Vulin: European Human Rights Court decision doesn’t apply to Serbia

Migrants walk on train tracks after leaving a camp on the border with Slovenia in Spielfeld, Austria, Friday, Oct. 23, 2015. Thousands of people are trying to reach central and northern Europe via the Balkans but often have to wait for days in mud and rain at the Serbian, Croatian and Slovenian borders. (AP Photo/Petr David Josek)

European Court of Human Rights’ decision that EU states can return migrants to those EU countries which they originally entered does not apply to Serbia.

Defense Minister Aleksandar Vulin said this on Thursday, observing that this was the case because Serbia is not an EU member.
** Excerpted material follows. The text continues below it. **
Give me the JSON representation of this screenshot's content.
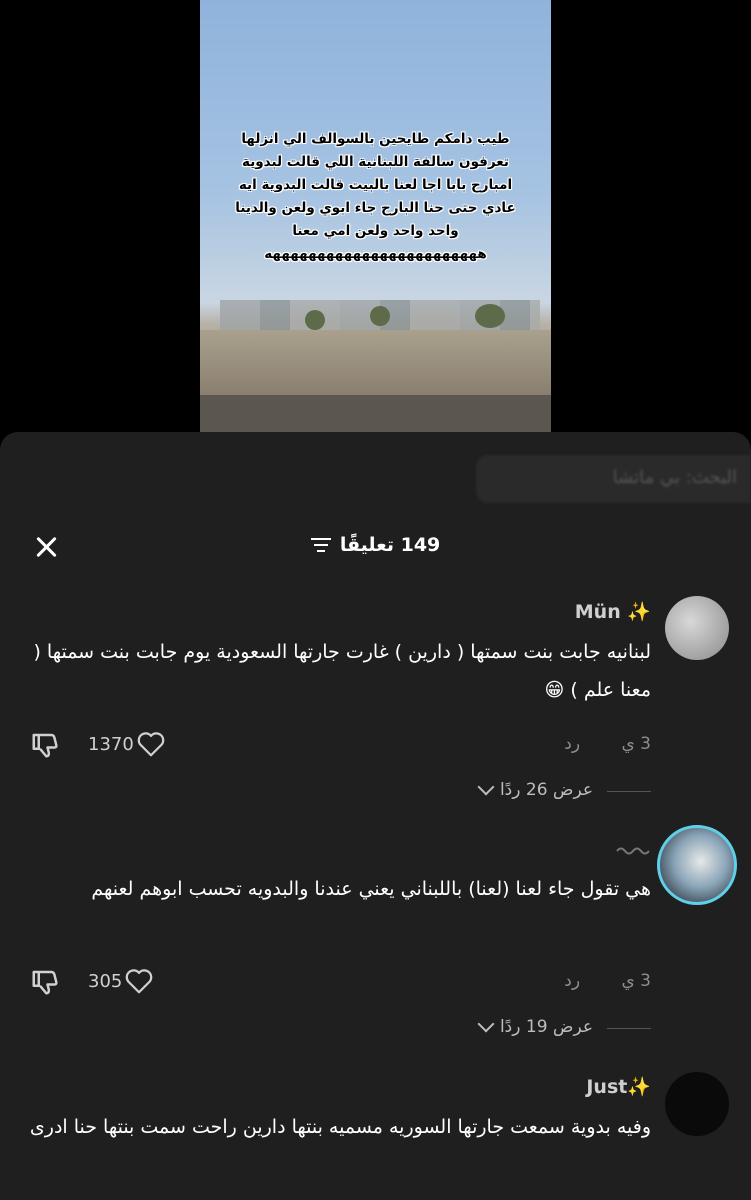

“We are here to help, but we are also very much capable of protecting the country and of not allowing it to become a parking lot for migrants. Instead we only take care of these people in accordance with the law,” Vulin said in Nis, southern Serbia, where he visited the Serbian Army’s Ground Forces Command.

According to him, Serbia will be taking care, first and foremost, of “the everyday daily and security” of its citizens and territory.

“In the migrant crisis, we will continue to behave responsibly, as befits an organized, responsible and humane country,” Vulin said.

Earlier this week, Beta reported UNHCR’s figure of 5,203 migrants registered in Serbia as of July 23, of which 94 percent were staying in 18 government-run reception centers.

From July 1 to July 23, 206 refugees declared intet to apply for asylum in Serbia, a UNHCR report said, adding that there had been “157 collective expulsions from Croatia, and that many migrants said that Croatia had denied them access to asylum-seeking procedure.”

Another 59 migrants were expelled from Hungary. Last week, 48 asylum seekers, mostly families from Afghanistan, Iraq and Sirya, were allowed into Hungary, the UN refugee agency said.